One of my favourite principles of good design is:
You know you’ve achieved perfection in design, Not when you have nothing more to add, But when you have nothing more to take away.
— Antoine De Saint-exupery
I find this especially relevant when there is lots of information to be presented in an interface, to help with deciding which parts need to be displayed, and which bits don’t.
Lists
The list based interface seems to be a popular choice when displaying lots of information; all you have to do is look at sites such as Twitter, Facebook, YouTube, Delicious, Vimeo – or even iPhone apps, where list-based interfaces are pretty much the way to display information – to see that this is true.
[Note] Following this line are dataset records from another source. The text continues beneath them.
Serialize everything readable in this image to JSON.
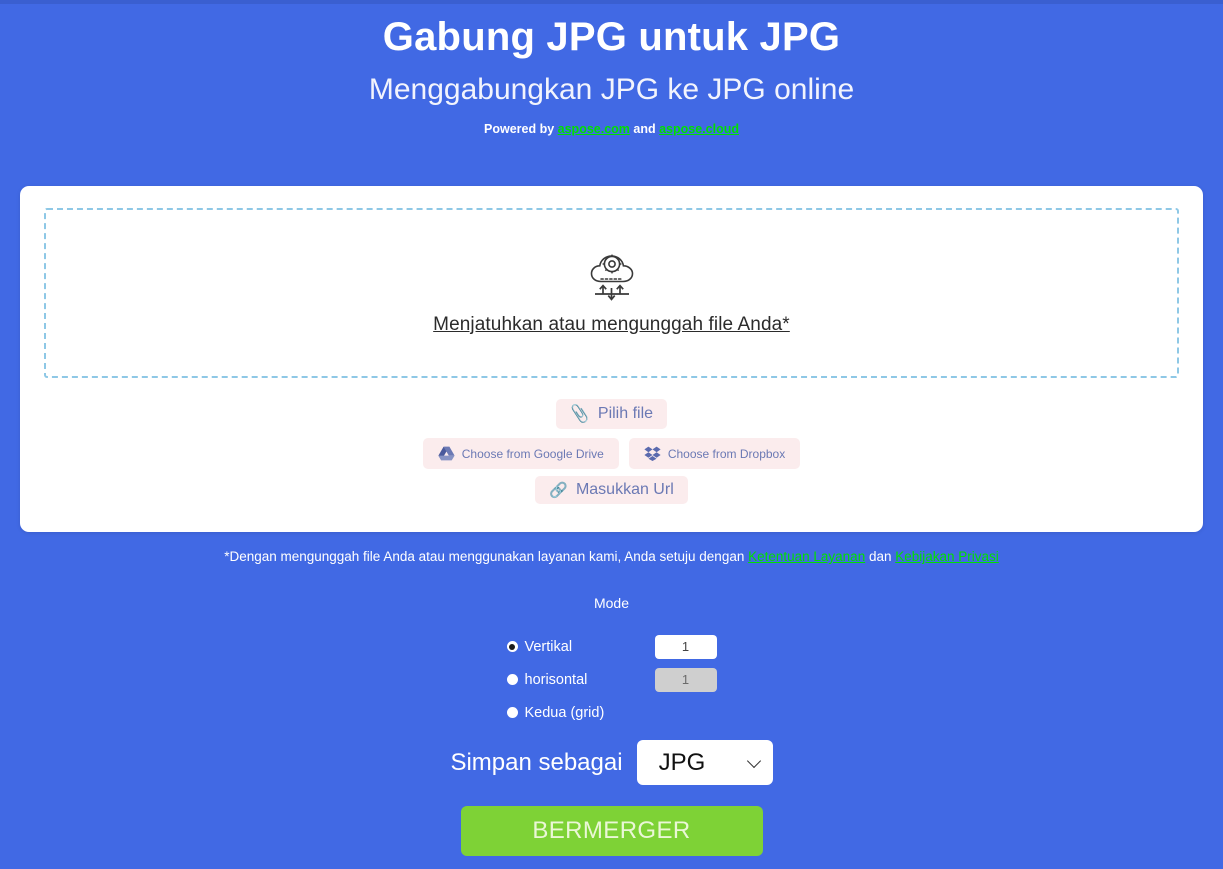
{
  "header": {
    "title": "Gabung JPG untuk JPG",
    "subtitle": "Menggabungkan JPG ke JPG online",
    "powered_prefix": "Powered by ",
    "powered_link1": "aspose.com",
    "powered_middle": " and ",
    "powered_link2": "aspose.cloud"
  },
  "dropzone": {
    "icon": "cloud-upload-gear-icon",
    "text": "Menjatuhkan atau mengunggah file Anda*"
  },
  "buttons": {
    "choose_file": "Pilih file",
    "google_drive": "Choose from Google Drive",
    "dropbox": "Choose from Dropbox",
    "enter_url": "Masukkan Url"
  },
  "terms": {
    "prefix": "*Dengan mengunggah file Anda atau menggunakan layanan kami, Anda setuju dengan ",
    "link1": "Ketentuan Layanan",
    "middle": " dan ",
    "link2": "Kebijakan Privasi"
  },
  "mode": {
    "label": "Mode",
    "options": [
      {
        "label": "Vertikal",
        "checked": true,
        "value": "1",
        "disabled": false,
        "has_input": true
      },
      {
        "label": "horisontal",
        "checked": false,
        "value": "1",
        "disabled": true,
        "has_input": true
      },
      {
        "label": "Kedua (grid)",
        "checked": false,
        "value": "",
        "disabled": false,
        "has_input": false
      }
    ]
  },
  "save_as": {
    "label": "Simpan sebagai",
    "selected": "JPG",
    "options": [
      "JPG"
    ]
  },
  "cta": {
    "label": "BERMERGER"
  },
  "colors": {
    "background": "#4169e4",
    "card": "#ffffff",
    "link_green": "#00e000",
    "button_soft_bg": "#fbeced",
    "button_soft_text": "#6b79b4",
    "dashed_border": "#8ec8e6",
    "cta_green": "#7ed236"
  }
}
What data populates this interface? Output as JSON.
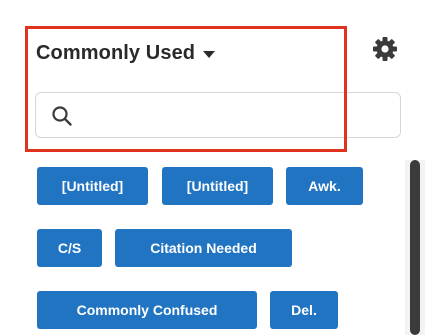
{
  "header": {
    "dropdown_label": "Commonly Used",
    "dropdown_icon": "caret-down-icon",
    "settings_icon": "gear-icon"
  },
  "search": {
    "placeholder": "",
    "value": "",
    "icon": "search-icon"
  },
  "tags": [
    {
      "label": "[Untitled]"
    },
    {
      "label": "[Untitled]"
    },
    {
      "label": "Awk."
    },
    {
      "label": "C/S"
    },
    {
      "label": "Citation Needed"
    },
    {
      "label": "Commonly Confused"
    },
    {
      "label": "Del."
    }
  ],
  "colors": {
    "tag_background": "#2174c2",
    "tag_text": "#ffffff",
    "highlight_border": "#e0321f",
    "text": "#2a2a2a"
  }
}
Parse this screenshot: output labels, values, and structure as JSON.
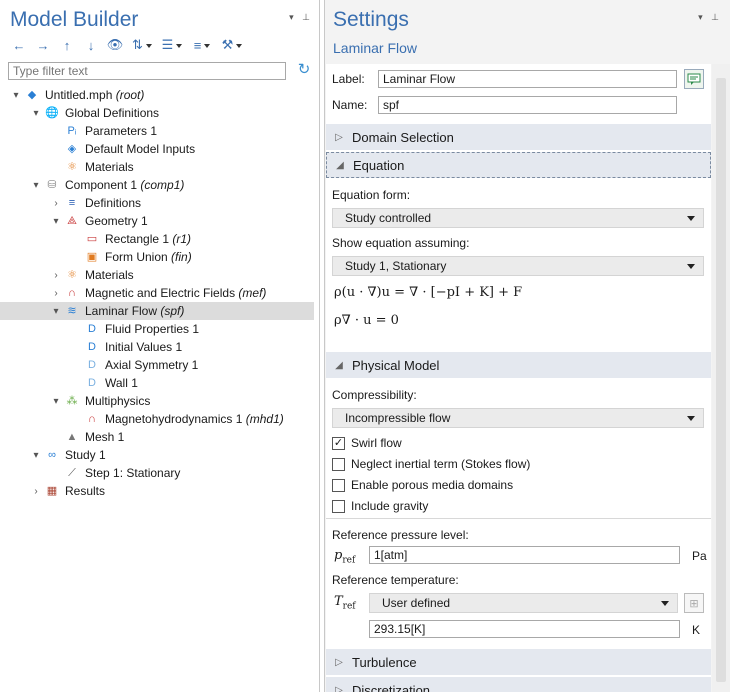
{
  "model_builder": {
    "title": "Model Builder",
    "pane_icons": "▾ ⊥",
    "toolbar": [
      {
        "name": "back-icon",
        "glyph": "←"
      },
      {
        "name": "forward-icon",
        "glyph": "→"
      },
      {
        "name": "move-up-icon",
        "glyph": "↑"
      },
      {
        "name": "move-down-icon",
        "glyph": "↓"
      },
      {
        "name": "show-icon",
        "glyph": "👁"
      },
      {
        "name": "collapse-icon",
        "glyph": "⇅"
      },
      {
        "name": "expand-icon",
        "glyph": "☰"
      },
      {
        "name": "sort-icon",
        "glyph": "≡"
      },
      {
        "name": "build-icon",
        "glyph": "⚒"
      }
    ],
    "filter_placeholder": "Type filter text",
    "tree": [
      {
        "label": "Untitled.mph",
        "italic": "(root)",
        "level": 0,
        "toggle": "▾",
        "icon": "◆",
        "color": "#2a7fd4",
        "name": "tree-root"
      },
      {
        "label": "Global Definitions",
        "italic": "",
        "level": 1,
        "toggle": "▾",
        "icon": "🌐",
        "color": "#2a7fd4",
        "name": "tree-global-definitions"
      },
      {
        "label": "Parameters 1",
        "italic": "",
        "level": 2,
        "toggle": "",
        "icon": "Pᵢ",
        "color": "#2a7fd4",
        "name": "tree-parameters-1"
      },
      {
        "label": "Default Model Inputs",
        "italic": "",
        "level": 2,
        "toggle": "",
        "icon": "◈",
        "color": "#2a7fd4",
        "name": "tree-default-model-inputs"
      },
      {
        "label": "Materials",
        "italic": "",
        "level": 2,
        "toggle": "",
        "icon": "⚛",
        "color": "#e07a1f",
        "name": "tree-global-materials"
      },
      {
        "label": "Component 1",
        "italic": "(comp1)",
        "level": 1,
        "toggle": "▾",
        "icon": "⛁",
        "color": "#888",
        "name": "tree-component-1"
      },
      {
        "label": "Definitions",
        "italic": "",
        "level": 2,
        "toggle": "›",
        "icon": "≡",
        "color": "#2a5fb4",
        "name": "tree-definitions"
      },
      {
        "label": "Geometry 1",
        "italic": "",
        "level": 2,
        "toggle": "▾",
        "icon": "⟁",
        "color": "#c83a3a",
        "name": "tree-geometry-1"
      },
      {
        "label": "Rectangle 1",
        "italic": "(r1)",
        "level": 3,
        "toggle": "",
        "icon": "▭",
        "color": "#c83a3a",
        "name": "tree-rectangle-1"
      },
      {
        "label": "Form Union",
        "italic": "(fin)",
        "level": 3,
        "toggle": "",
        "icon": "▣",
        "color": "#e07a1f",
        "name": "tree-form-union"
      },
      {
        "label": "Materials",
        "italic": "",
        "level": 2,
        "toggle": "›",
        "icon": "⚛",
        "color": "#e07a1f",
        "name": "tree-materials"
      },
      {
        "label": "Magnetic and Electric Fields",
        "italic": "(mef)",
        "level": 2,
        "toggle": "›",
        "icon": "∩",
        "color": "#c83a3a",
        "name": "tree-mef"
      },
      {
        "label": "Laminar Flow",
        "italic": "(spf)",
        "level": 2,
        "toggle": "▾",
        "icon": "≋",
        "color": "#2a7fd4",
        "name": "tree-laminar-flow",
        "selected": true
      },
      {
        "label": "Fluid Properties 1",
        "italic": "",
        "level": 3,
        "toggle": "",
        "icon": "D",
        "color": "#2a7fd4",
        "name": "tree-fluid-properties-1"
      },
      {
        "label": "Initial Values 1",
        "italic": "",
        "level": 3,
        "toggle": "",
        "icon": "D",
        "color": "#2a7fd4",
        "name": "tree-initial-values-1"
      },
      {
        "label": "Axial Symmetry 1",
        "italic": "",
        "level": 3,
        "toggle": "",
        "icon": "D",
        "color": "#7ab0e0",
        "name": "tree-axial-symmetry-1"
      },
      {
        "label": "Wall 1",
        "italic": "",
        "level": 3,
        "toggle": "",
        "icon": "D",
        "color": "#7ab0e0",
        "name": "tree-wall-1"
      },
      {
        "label": "Multiphysics",
        "italic": "",
        "level": 2,
        "toggle": "▾",
        "icon": "⁂",
        "color": "#6a4",
        "name": "tree-multiphysics"
      },
      {
        "label": "Magnetohydrodynamics 1",
        "italic": "(mhd1)",
        "level": 3,
        "toggle": "",
        "icon": "∩",
        "color": "#c83a3a",
        "name": "tree-mhd-1"
      },
      {
        "label": "Mesh 1",
        "italic": "",
        "level": 2,
        "toggle": "",
        "icon": "▲",
        "color": "#777",
        "name": "tree-mesh-1"
      },
      {
        "label": "Study 1",
        "italic": "",
        "level": 1,
        "toggle": "▾",
        "icon": "∞",
        "color": "#2a7fd4",
        "name": "tree-study-1"
      },
      {
        "label": "Step 1: Stationary",
        "italic": "",
        "level": 2,
        "toggle": "",
        "icon": "⟋",
        "color": "#555",
        "name": "tree-step-1-stationary"
      },
      {
        "label": "Results",
        "italic": "",
        "level": 1,
        "toggle": "›",
        "icon": "▦",
        "color": "#a43",
        "name": "tree-results"
      }
    ]
  },
  "settings": {
    "title": "Settings",
    "subtitle": "Laminar Flow",
    "pane_icons": "▾ ⊥",
    "label_caption": "Label:",
    "label_value": "Laminar Flow",
    "name_caption": "Name:",
    "name_value": "spf",
    "sections": {
      "domain_selection": "Domain Selection",
      "equation": "Equation",
      "physical_model": "Physical Model",
      "turbulence": "Turbulence",
      "discretization": "Discretization"
    },
    "equation_form_caption": "Equation form:",
    "equation_form_value": "Study controlled",
    "show_equation_caption": "Show equation assuming:",
    "show_equation_value": "Study 1, Stationary",
    "equation_line1": "ρ(u · ∇)u = ∇ · [−pI + K] + F",
    "equation_line2": "ρ∇ · u = 0",
    "compressibility_caption": "Compressibility:",
    "compressibility_value": "Incompressible flow",
    "checkboxes": [
      {
        "label": "Swirl flow",
        "checked": true,
        "name": "swirl-flow-checkbox"
      },
      {
        "label": "Neglect inertial term (Stokes flow)",
        "checked": false,
        "name": "neglect-inertial-checkbox"
      },
      {
        "label": "Enable porous media domains",
        "checked": false,
        "name": "porous-media-checkbox"
      },
      {
        "label": "Include gravity",
        "checked": false,
        "name": "include-gravity-checkbox"
      }
    ],
    "ref_pressure_caption": "Reference pressure level:",
    "p_ref_symbol": "p",
    "p_ref_sub": "ref",
    "p_ref_value": "1[atm]",
    "p_ref_unit": "Pa",
    "ref_temperature_caption": "Reference temperature:",
    "t_ref_symbol": "T",
    "t_ref_sub": "ref",
    "t_ref_mode": "User defined",
    "t_ref_value": "293.15[K]",
    "t_ref_unit": "K"
  }
}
Lists work as a way of displaying information for a few reasons:
- They display a set of connected items.
- They can be used to display sorted data, often used when there is a chronology to information.
- They are useful in summarising information which can be quickly and easily scanned through.
Whilst a useful way of displaying lots of information, lists often fall short because of the amount of information that is presented in a small space, which leads to a cluttered interface.
Swamped by Metadata
Think about the actual content which is displayed in a list: statuses, blog entries, bookmarks etc. Most of these have associated metadata and this is often the cause of the problem of information crowding.
Take a Tweet on Twitter (as part of a conversation) for instance:
@alextgordon I’m surprised (but probably shouldn’t be) those are on different code paths
That is the content, but is outweighed by its associated metadata:
- Author username: @rentzsch
- Author real name: rentzsch
- Time posted: 13 hours ago
- In reply to: @alextgordon
- Posted with: Mobile Web
And it also has associated actions:
- Favourite
- Retweet
- Reply
The challenge with listing information effectively lies in deciding which of these bits of information to display. Take the ‘New’ Twitter web UI, for example, which I feel displays far too much unnecessary information. The ‘conversations’ feature (probably inspired by clients such as Tweetie) has made it into the web app but feels too densely packed:
The conversation consists of only 2 tweets, but often Twitter conversations consist of many more. For serving the purpose of displaying an overview of the conversation, a lot of irrelevant information is displayed, such as “in reply to…” and the Favourite, Retweet and Reply actions (which are duplicated from the tweet in the main Twitter feed to the left). Because of all this information although the actual content (the Tweet itself) is only 88 characters and displayed in a larger font, it feels crowded by this metadata, which makes it harder to scan for the relevant information.
Non-web apps such as Tweetie and Echofon have already implemented conversations pretty well in a minimalist way which gets the most important information across and makes it easy to scan through the conversation:
Here the use of speech bubbles indicates that the tweets are connected and are replies to each other, which removes the “in reply to” line that the Twitter web app uses. The names and Twitter usernames have also been removed to further compress the information, and the interface uses avatars instead. The information is much easier to digest because there is lots of space and an absence of unnecessary data.
Nothing more to take away
In order to list information effectively, work out how much of it can be removed whilst still serving its purpose. Is that full timestamp needed? Do the number of comments on that blog entry make sense as a hook for what people want to read? These are all things you need to think about when deciding how to display information in the most effective way possible.
Comments — 2
Oct 15, 2010
“Here the use of speech bubbles indicates that the tweets are connected and are replies to each other.”
I disagree. The speech bubbles don’t link those two tweets at all — all they show is that one of the tweets is from you and the other isn’t. Even then, you could do that without the speech bubbles — they just add prettiness.
The only thing that indicates that the tweets are linked is the big “Conversation” header. Without that, if I didn’t know the first tweet was by @alextgordon there is nothing at *all* in that UI to link the two.
Oct 15, 2010
@Daniel: True, on their own they may not firmly show that they are direct replies to each other.
However, the speech bubble UI is similar to that in iChat or text message conversations on the iPhone for instance, which all in turn probably originate from comics where speech bubbles *do* follow on from each other and are linked, so play at least a part in showing this relationship.
Also conversations in Echofon are only displayed if the members of that conversation are other users that you follow, so it’s likely that you are able to recognise the avatars in most cases.